Mercredi 17 septembre. 23h30

J'ai passé la journée entière chez Buchet à avancer sur mes nouveaux choix de titres pour la collection. Cela risque de prendre plus de temps que prévu pour mettre en place une vraie programmation. Il va falloir que je fasse pas mal de recherches à la BNF. Je dois m'organiser, car j'ai aussi des papiers à rendre, des relances à faire et des tables rondes à préparer. J'ai reçu un coup de fil de Jérôme. Benoîte Groult à qui j'avais écrit un petit mot pour lui demander si elle voulait bien accepter d'aller faire une signature dans sa librairie de Hyères est passée lui dire oui. Il était ravi.

Amélie était encore en déplacement aujourd'hui. A Toulouse cette fois, à Ombres blanches, avec Richard Ford.
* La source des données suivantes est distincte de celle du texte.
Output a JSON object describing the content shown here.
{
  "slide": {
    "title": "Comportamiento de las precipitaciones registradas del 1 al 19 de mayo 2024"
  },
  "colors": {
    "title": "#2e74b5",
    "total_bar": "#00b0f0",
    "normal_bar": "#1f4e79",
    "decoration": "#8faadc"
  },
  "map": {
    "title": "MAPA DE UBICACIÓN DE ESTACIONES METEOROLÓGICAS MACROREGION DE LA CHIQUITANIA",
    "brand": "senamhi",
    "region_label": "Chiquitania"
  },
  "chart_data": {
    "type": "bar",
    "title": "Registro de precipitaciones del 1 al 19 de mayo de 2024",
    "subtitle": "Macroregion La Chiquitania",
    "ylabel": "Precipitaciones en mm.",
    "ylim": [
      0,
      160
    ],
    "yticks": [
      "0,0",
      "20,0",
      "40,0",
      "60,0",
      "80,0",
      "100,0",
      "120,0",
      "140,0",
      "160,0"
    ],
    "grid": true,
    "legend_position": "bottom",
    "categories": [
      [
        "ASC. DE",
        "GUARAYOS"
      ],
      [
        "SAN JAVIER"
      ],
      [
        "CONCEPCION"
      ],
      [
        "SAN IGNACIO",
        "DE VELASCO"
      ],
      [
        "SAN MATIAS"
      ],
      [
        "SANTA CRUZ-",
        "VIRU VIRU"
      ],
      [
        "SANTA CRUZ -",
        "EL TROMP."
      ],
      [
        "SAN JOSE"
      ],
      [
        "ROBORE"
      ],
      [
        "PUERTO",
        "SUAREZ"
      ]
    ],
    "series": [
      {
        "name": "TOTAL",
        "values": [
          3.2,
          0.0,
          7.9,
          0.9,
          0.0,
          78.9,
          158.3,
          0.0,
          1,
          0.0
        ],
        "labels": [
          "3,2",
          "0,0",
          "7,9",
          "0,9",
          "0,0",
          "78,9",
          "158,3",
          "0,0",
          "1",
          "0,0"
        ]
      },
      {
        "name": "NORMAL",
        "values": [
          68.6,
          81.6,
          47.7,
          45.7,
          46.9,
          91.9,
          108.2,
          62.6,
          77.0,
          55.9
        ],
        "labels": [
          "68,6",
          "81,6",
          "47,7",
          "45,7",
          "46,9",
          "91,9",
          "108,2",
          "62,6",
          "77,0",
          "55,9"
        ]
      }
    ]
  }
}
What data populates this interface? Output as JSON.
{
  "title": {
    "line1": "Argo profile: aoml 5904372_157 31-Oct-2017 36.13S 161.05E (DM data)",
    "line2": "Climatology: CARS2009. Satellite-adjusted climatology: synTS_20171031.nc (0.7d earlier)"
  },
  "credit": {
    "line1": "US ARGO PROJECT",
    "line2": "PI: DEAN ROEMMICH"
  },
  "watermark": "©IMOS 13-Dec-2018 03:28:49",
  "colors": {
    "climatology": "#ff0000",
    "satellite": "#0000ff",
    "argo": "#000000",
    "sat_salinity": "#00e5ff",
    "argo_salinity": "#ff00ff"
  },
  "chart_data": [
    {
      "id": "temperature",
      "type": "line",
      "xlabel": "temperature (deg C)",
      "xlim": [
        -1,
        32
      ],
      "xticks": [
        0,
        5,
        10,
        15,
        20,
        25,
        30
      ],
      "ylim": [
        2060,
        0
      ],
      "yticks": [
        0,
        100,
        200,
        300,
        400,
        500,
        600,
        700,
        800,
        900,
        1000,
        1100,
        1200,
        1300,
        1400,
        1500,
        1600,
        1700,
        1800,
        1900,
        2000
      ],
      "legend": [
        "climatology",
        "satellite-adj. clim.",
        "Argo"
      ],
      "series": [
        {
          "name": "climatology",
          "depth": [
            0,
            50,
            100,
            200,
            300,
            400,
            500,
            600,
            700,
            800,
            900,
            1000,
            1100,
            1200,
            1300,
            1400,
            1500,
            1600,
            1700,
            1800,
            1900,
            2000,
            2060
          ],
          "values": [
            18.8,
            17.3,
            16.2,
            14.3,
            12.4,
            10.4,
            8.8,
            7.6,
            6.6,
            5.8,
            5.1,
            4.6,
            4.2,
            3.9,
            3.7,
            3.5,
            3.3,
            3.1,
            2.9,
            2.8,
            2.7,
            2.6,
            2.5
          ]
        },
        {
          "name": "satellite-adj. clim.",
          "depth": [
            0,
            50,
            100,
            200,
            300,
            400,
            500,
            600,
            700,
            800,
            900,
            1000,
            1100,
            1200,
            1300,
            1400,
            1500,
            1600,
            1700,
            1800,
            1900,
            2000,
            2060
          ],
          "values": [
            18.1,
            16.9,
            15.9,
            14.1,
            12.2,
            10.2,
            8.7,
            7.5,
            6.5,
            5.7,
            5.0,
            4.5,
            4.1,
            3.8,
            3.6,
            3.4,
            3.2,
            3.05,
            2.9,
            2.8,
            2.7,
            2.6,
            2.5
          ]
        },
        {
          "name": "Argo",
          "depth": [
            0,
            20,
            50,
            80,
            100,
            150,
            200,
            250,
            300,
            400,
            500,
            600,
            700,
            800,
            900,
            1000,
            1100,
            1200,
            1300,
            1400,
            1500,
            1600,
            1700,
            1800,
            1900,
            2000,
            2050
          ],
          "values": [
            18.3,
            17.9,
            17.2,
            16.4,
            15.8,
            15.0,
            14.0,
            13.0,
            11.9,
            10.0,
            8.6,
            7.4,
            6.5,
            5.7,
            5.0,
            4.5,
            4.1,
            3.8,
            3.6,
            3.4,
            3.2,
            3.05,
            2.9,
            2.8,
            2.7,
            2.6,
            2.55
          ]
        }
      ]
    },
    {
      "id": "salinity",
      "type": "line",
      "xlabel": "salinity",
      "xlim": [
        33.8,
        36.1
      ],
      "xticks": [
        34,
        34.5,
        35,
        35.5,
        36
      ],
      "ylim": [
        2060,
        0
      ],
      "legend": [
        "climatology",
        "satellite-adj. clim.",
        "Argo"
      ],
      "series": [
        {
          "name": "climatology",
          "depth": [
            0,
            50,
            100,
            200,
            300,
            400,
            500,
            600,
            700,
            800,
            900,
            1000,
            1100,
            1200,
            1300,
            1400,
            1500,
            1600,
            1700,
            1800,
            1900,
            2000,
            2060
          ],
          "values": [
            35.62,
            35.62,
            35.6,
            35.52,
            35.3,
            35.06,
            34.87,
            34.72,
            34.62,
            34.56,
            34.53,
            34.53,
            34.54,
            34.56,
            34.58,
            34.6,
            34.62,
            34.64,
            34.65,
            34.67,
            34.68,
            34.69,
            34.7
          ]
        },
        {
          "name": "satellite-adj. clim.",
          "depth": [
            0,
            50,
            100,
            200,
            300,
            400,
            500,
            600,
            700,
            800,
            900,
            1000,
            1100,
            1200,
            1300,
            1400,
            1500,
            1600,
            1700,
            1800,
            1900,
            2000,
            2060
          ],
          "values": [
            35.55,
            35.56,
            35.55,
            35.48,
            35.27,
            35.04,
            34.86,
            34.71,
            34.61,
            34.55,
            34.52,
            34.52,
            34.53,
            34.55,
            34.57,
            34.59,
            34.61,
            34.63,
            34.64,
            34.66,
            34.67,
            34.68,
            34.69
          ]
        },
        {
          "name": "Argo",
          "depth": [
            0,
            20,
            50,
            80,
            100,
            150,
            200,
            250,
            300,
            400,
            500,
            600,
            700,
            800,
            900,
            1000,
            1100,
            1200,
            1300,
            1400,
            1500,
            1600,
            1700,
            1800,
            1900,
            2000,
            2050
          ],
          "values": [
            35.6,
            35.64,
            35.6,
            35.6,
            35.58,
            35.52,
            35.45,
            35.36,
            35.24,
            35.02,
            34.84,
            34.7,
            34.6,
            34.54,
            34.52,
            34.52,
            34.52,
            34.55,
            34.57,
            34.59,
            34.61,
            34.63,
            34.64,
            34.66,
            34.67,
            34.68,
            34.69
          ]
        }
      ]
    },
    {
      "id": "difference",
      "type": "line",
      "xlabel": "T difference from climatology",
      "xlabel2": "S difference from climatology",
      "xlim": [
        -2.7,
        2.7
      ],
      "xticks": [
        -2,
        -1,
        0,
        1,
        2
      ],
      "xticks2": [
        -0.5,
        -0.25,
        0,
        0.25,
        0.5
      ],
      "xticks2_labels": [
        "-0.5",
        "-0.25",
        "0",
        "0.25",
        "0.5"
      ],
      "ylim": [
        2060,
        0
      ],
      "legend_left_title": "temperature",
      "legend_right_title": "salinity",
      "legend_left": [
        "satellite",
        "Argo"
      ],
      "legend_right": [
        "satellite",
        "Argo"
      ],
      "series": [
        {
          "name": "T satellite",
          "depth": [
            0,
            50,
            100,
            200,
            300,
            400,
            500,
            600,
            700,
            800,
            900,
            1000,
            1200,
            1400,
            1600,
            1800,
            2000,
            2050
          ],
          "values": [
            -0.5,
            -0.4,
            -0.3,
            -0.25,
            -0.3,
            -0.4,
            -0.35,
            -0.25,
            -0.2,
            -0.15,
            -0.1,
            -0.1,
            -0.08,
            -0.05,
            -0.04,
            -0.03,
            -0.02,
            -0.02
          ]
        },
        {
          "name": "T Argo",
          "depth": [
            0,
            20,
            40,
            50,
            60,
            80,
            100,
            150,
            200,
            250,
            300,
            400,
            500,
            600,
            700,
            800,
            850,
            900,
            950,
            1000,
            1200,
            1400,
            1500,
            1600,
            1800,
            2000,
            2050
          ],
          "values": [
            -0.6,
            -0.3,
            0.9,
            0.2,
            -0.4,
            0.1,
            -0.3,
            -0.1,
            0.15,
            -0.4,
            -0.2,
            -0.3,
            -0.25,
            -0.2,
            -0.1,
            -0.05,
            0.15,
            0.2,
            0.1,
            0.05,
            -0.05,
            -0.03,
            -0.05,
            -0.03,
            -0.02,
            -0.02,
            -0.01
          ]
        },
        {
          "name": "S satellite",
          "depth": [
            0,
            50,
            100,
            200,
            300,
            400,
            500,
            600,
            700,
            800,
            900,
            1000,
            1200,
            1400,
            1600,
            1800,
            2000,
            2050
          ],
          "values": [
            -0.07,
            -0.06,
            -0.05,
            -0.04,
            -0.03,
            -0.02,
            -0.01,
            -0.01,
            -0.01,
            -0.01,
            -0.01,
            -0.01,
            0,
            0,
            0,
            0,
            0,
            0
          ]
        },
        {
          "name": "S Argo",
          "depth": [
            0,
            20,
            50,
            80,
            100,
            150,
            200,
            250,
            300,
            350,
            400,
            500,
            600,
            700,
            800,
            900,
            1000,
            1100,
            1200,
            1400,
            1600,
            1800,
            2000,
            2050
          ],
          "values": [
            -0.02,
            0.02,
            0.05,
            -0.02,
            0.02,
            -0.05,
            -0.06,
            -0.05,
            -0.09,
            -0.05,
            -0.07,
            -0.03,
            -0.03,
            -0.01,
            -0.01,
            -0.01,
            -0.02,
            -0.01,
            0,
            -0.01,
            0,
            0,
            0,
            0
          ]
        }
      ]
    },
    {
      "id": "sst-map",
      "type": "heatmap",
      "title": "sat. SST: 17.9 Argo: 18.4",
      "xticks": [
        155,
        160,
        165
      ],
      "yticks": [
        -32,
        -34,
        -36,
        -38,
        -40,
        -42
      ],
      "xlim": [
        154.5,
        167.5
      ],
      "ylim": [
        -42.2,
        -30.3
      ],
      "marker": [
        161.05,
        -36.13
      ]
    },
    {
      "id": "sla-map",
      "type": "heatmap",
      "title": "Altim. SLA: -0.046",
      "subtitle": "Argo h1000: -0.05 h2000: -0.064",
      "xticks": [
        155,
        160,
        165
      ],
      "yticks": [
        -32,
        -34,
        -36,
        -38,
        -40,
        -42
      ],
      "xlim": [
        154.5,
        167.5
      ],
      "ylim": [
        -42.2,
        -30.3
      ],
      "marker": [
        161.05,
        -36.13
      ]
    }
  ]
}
Mercredi 17 septembre. 1h35

J'ai été chercher Nicole chez Caractères. Nous avons déjeuné rue Monge dans un assez mauvais italien qu'elle adore. Elle voulait me parler encore de l'avenir de sa maison d'édition. Se faire racheter? Trouver quelqu'un qui puisse reprendre? Un collectif? Et toi, m'a-t-elle demandé, ça t'intéresse? Tu ne pourrais pas trouver des gens? Bien sûr que ça m'intéresse, mais je n'ai pas le premier centime et les gens que je connais, non plus. Elle m'a demandé également si je ne voulais pas diriger une édition des Oeuvres complètes de Bruno Durocher. Là, j'ai dit oui tout de suite. Je repensais justement à Durocher ces jours-ci. A son accueil et à son attention à mes textes de très jeune homme. Je vais travailler à ce projet avec enthousiasme. Mais quelle responsabilité...

J'avais rendez-vous avec Mathias Enard chez Actes Sud. Je ne fais plus son portrait pour Le Pèlerin. Ils trouvent trop compliqué son roman, Zone. C'est dommage. Moi, je ne pense pas du tout qu'il s'agisse d'un texte compliqué. Nous sommes allés boire un verre place Saint-André-des-Arts. Nous ne nous étions pas vus depuis la publication de Remonter l'Orénoque en 2005. Ma chronique sur ce livre a été le premier papier que j'ai passé au Monde. Mathias croule sous les rendez-vous. Il va d'interviews en signatures. Il est à Paris jusque fin décembre. Nous nous reverrons bientôt.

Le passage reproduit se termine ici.